The key image to keep in mind is that of the “young lions”. A poster depicting Canada, Australia, South Africa and New Zealand answering the summoning roar of the leader of the imperial pride, Great Britain. Alone, not one of the so-called “White Dominions” was strong enough to see off either Hitler or Hirohito. That is why they answered the call. The British Empire would face the “audit of war” as a unit: Albion’s “pride” would stand, or fall, together.

In the words of the New Zealand Prime Minister, Michael Joseph Savage, broadcast to the nation almost exactly 80 years ago: “Both with gratitude for the past and confidence in the future, we range ourselves without fear beside Britain. Where she goes, we go; where she stands, we stand.”

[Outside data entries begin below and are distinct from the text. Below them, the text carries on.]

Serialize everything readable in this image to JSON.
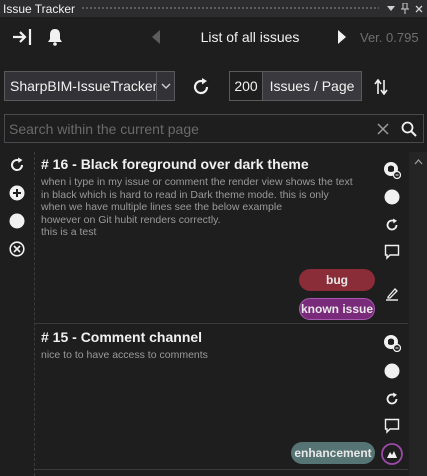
{
  "window": {
    "title": "Issue Tracker"
  },
  "toolbar": {
    "list_title": "List of all issues",
    "version": "Ver. 0.795"
  },
  "project": {
    "selected": "SharpBIM-IssueTracker",
    "per_page_value": "200",
    "per_page_label": "Issues / Page"
  },
  "search": {
    "placeholder": "Search within the current page"
  },
  "issues": [
    {
      "title": "# 16 - Black foreground over dark theme",
      "body": [
        "when i type  in my issue or comment the render view shows the text",
        "in black which is hard to read in Dark theme mode.  this is only",
        "when we have multiple lines see the below example",
        "however on Git hubit renders correctly.",
        "this is a test"
      ],
      "labels": [
        "bug",
        "known issue"
      ]
    },
    {
      "title": "# 15 - Comment channel",
      "body": [
        "nice to to have access to comments"
      ],
      "labels": [
        "enhancement"
      ]
    }
  ],
  "colors": {
    "bug": "#8b2c39",
    "known_issue": "#7a2a7a",
    "enhancement": "#577474",
    "background": "#1e1e1e"
  }
}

It was the same (minus the eloquence) with Uncle Sam. When he hollered, the Aussies and the Kiwis came a-runnin’. Korea, Vietnam, the Persian Gulf, Afghanistan, Iraq: one way or another both countries made it their business to show up. The Australians were always more demonstrative of their love for Uncle Sam than the Kiwis. Even before the break with Washington in 1985, occasioned by New Zealand’s anti-nuclear policy, Wellington generally contrived to contribute only the very least it could get away with. Where Robert Menzies sent thousands of young Australian conscripts to South Vietnam, Keith Holyoake sent a few hundred volunteers – albeit with Howitzers.

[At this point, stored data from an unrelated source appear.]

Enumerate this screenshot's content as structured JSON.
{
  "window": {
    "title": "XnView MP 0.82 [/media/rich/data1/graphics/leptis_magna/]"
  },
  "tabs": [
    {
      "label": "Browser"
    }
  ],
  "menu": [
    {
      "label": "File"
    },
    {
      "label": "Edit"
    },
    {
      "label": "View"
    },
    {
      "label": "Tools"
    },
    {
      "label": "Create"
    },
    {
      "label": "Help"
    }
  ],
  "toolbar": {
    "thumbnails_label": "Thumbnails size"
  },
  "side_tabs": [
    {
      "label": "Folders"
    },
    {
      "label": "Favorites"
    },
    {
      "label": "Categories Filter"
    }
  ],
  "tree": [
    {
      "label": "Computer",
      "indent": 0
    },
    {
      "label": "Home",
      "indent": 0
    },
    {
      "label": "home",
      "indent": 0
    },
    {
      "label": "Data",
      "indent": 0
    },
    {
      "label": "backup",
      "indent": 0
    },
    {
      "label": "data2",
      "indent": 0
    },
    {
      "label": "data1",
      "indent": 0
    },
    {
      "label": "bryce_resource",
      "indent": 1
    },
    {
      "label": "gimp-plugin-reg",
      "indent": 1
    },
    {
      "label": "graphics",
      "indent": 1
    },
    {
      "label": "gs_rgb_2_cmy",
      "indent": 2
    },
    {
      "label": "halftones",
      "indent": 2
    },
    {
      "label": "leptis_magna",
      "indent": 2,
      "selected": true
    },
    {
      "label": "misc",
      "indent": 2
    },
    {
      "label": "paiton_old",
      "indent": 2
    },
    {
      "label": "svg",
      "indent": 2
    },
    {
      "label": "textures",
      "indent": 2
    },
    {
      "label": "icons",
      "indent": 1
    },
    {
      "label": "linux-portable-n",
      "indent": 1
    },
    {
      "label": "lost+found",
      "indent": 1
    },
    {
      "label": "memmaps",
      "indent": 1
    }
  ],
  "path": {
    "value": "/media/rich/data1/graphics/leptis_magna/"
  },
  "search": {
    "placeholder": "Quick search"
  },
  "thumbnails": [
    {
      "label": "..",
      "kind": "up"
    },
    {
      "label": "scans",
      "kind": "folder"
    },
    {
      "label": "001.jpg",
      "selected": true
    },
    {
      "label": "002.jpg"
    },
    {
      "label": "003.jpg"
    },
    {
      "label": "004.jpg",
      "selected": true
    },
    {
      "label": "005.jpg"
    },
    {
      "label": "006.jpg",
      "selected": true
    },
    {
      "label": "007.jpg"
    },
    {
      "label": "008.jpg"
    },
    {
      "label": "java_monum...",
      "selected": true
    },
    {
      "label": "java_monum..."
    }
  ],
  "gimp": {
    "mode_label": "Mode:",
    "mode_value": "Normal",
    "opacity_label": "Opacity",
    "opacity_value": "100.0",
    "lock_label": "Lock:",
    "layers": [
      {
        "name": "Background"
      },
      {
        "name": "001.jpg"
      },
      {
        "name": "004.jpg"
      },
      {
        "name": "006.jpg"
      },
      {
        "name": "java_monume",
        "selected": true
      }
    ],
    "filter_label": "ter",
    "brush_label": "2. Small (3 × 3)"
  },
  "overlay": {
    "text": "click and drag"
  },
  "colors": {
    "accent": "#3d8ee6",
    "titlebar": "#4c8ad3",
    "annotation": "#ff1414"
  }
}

White’s unnerving propositions posit a strategic situation in which not only does Uncle Sam cease to holler, but also – and much more alarmingly – ceases to come when called. He sees a new, multi-polar, world in which the principal nation-states have withdrawn behind their nuclear-fortified walls in watchful suspicion. A world frighteningly similar to that of the 1930s, in which a feeble and increasingly despised League of Nations simply ceased to matter. When leaders closed their mailed fists around the hilts of their swords and no longer bothered to pay even lip-service to the principles of international law.

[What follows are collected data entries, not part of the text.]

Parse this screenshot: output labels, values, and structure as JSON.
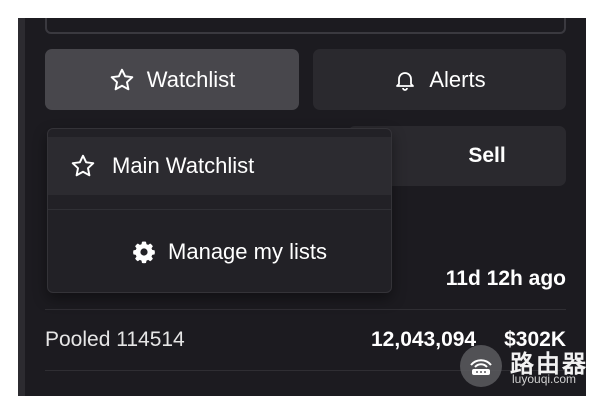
{
  "actions": {
    "watchlist_label": "Watchlist",
    "alerts_label": "Alerts",
    "sell_label": "Sell"
  },
  "dropdown": {
    "items": [
      {
        "label": "Main Watchlist",
        "icon": "star-icon"
      },
      {
        "label": "Manage my lists",
        "icon": "gear-icon"
      }
    ]
  },
  "activity": {
    "time_ago": "11d 12h ago"
  },
  "holders": [
    {
      "name": "Pooled 114514",
      "amount": "12,043,094",
      "value": "$302K"
    }
  ],
  "watermark": {
    "title": "路由器",
    "url": "luyouqi.com"
  },
  "colors": {
    "panel_bg": "#1c1b20",
    "button_active": "#48474c",
    "button_bg": "#2a292e",
    "dropdown_bg": "#222126",
    "text": "#ffffff"
  }
}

This grim strategic position, so far from the “amazingly benign strategic environment” inherited by Helen Clark in the dying days of American hegemony, is made much worse by the USA’s ability to cast-off the ties that bind without significant cost. Great Britain depended on the food and raw materials of its far-flung dominions in a way that the USA, a vast continental power, does not. Abandoning the Western Pacific will not break the American economy, nor will it cause its people to starve. Indeed, the reverse may be true!

Which leaves us facing the one power which does evince an interest in what Australia and New Zealand have to offer – the Peoples Republic of China. White taxes his audience with questions about how far we Anzacs are prepared to go to preserve a modicum of freedom of action within the new imperium radiating from Beijing.

More importantly, how much are we willing to pay?